What’s the Enterprise Climate X Forum? It’s our first industry-specific conference, where CEOs, top execs, investors, bankers and development finance folks have the chance to talk about how to build a climate-centered business — and how to make sure your business continues to have access to the funds it needs to grow. You can learn more on our conference website here.
Some of the biggest names in business and finance are on board — are you? If you’re a C-suite exec, business owner, climate professional, DFI staff, investor or banker, please email us at email@example.com to signal your interest, letting us know your name, title and where you work.
8 BN PEOPLE ON EARTH TODAY
7,999,999,999 becomes 8,000,000,000 today: The world’s population has hit 8 bn today, only 11 years after reaching 7 bn, according to the UN. Improvements in public health, medicine, hygiene and nutrition have caused the global population to surge in the 20th century, with the number of people on the planet doubling over the past 48 years.
The rate of growth could start to taper: The UN expects us to pass the 9 bn milestone in around 15 years (c.2037) while the 10 bn mark might not be surpassed until the end of the century.

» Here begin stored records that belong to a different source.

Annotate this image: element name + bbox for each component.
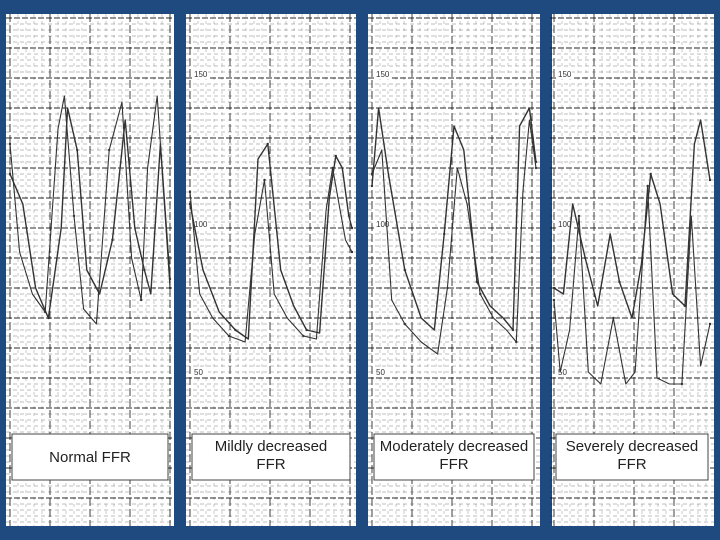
- trace-point: [168, 286, 172, 290]
- trace-point: [305, 328, 308, 332]
- trace-point: [108, 148, 111, 152]
- trace-point: [8, 142, 12, 146]
- trace-point: [370, 184, 374, 188]
- trace-point: [708, 178, 712, 182]
- trace-point: [140, 298, 143, 302]
- trace-point: [47, 316, 50, 320]
- panel-label-text: FFR: [617, 456, 646, 473]
- tick-label-bg: [556, 220, 572, 229]
- trace-point: [370, 172, 374, 176]
- trace-point: [515, 340, 518, 344]
- tick-label-bg: [374, 220, 390, 229]
- panel-label-box: [373, 433, 535, 481]
- trace-point: [479, 292, 482, 296]
- tick-label: 150: [558, 70, 572, 79]
- tick-label-bg: [374, 368, 390, 377]
- trace-point: [143, 268, 146, 272]
- trace-point: [511, 328, 515, 332]
- pressure-trace-distal: [371, 119, 537, 355]
- tick-label: 150: [376, 70, 390, 79]
- tick-label-bg: [192, 368, 208, 377]
- tick-label: 100: [194, 220, 208, 229]
- pressure-trace-distal: [9, 95, 171, 325]
- trace-point: [618, 280, 621, 284]
- panel-label-text: Moderately decreased: [380, 438, 528, 455]
- trace-point: [442, 232, 446, 236]
- trace-point: [646, 184, 649, 188]
- tick-label: 100: [558, 220, 572, 229]
- trace-point: [234, 328, 237, 332]
- trace-point: [584, 256, 587, 260]
- trace-point: [350, 226, 354, 230]
- trace-point: [680, 382, 684, 386]
- strip-divider: [174, 14, 186, 526]
- trace-point: [188, 190, 192, 194]
- trace-point: [334, 154, 337, 158]
- trace-point: [534, 166, 538, 170]
- tick-label-bg: [192, 220, 208, 229]
- tick-label: 50: [376, 368, 385, 377]
- pressure-trace-distal: [189, 167, 353, 343]
- trace-point: [708, 322, 712, 326]
- tick-label-bg: [556, 70, 572, 79]
- tick-label: 50: [558, 368, 567, 377]
- trace-point: [263, 178, 266, 182]
- panel-label-box: [11, 433, 169, 481]
- trace-point: [552, 298, 556, 302]
- trace-point: [350, 250, 354, 254]
- trace-point: [446, 286, 449, 290]
- trace-point: [72, 214, 76, 218]
- trace-point: [683, 304, 687, 308]
- trace-point: [475, 280, 479, 284]
- trace-point: [403, 322, 406, 326]
- trace-point: [8, 172, 12, 176]
- trace-point: [44, 310, 47, 314]
- strip-divider: [356, 14, 368, 526]
- panel-label-box: [555, 433, 709, 481]
- pressure-trace-distal: [553, 185, 711, 385]
- tick-label-bg: [556, 368, 572, 377]
- panel-label-text: FFR: [439, 456, 468, 473]
- trace-point: [111, 238, 114, 242]
- panel-label-text: Severely decreased: [566, 438, 699, 455]
- tick-label-bg: [192, 70, 208, 79]
- trace-point: [331, 166, 334, 170]
- trace-point: [649, 172, 652, 176]
- panel-label-text: Normal FFR: [49, 449, 131, 466]
- trace-point: [403, 268, 406, 272]
- ecg-strip-frame: Normal FFR 150 100 50 Mildly decreased FFR 150…: [6, 14, 714, 526]
- panel-label-text: Mildly decreased: [215, 438, 328, 455]
- ffr-panel-1: Normal FFR: [6, 14, 174, 526]
- trace-point: [577, 214, 581, 218]
- trace-point: [266, 142, 269, 146]
- trace-point: [302, 334, 305, 338]
- panel-label-text: FFR: [256, 456, 285, 473]
- trace-point: [552, 286, 556, 290]
- trace-point: [227, 334, 231, 338]
- pressure-trace-aortic: [9, 107, 171, 319]
- trace-point: [76, 148, 79, 152]
- pressure-trace-aortic: [189, 143, 353, 340]
- pressure-trace-aortic: [553, 119, 711, 319]
- pressure-trace-aortic: [371, 107, 537, 331]
- tick-label: 50: [194, 368, 203, 377]
- tick-label: 100: [376, 220, 390, 229]
- panel-label-box: [191, 433, 351, 481]
- tick-label-bg: [374, 70, 390, 79]
- trace-point: [612, 316, 615, 320]
- strip-divider: [540, 14, 552, 526]
- tick-label: 150: [194, 70, 208, 79]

Unfortunately, Egypt will be exempt from the global slowdown: Egypt is among eight nations where more than half of the projected increase in the world’s population up to 2050 will be concentrated, according to UN forecasts released last month. Egypt’s population has now surpassed 104 mn, rising by more than 1 mn this year alone, and is expected to near 160 mn by 2050
OPEC has cut its oil demand estimates again as it implements production cuts it says are intended to balance the markets, citing a slowdown in global growth and ongoing covid lockdowns in China, Bloomberg reports. The oil cartel reduced its forecast for the amount of petroleum it needs to supply in 4Q 2022 by 520k barrels per day, following a similar cut last month. The move brings OPEC’s demand forecasts in line with the 2 mn bpd supply cut it made last month, which drew criticism from US President Joe Biden, who had been pushing for help to boost supply. Brent crude futures are trading at around USD 93 a barrel this morning, having retreated from peaks of above USD 120 per barrel following Russia’s invasion of Ukraine.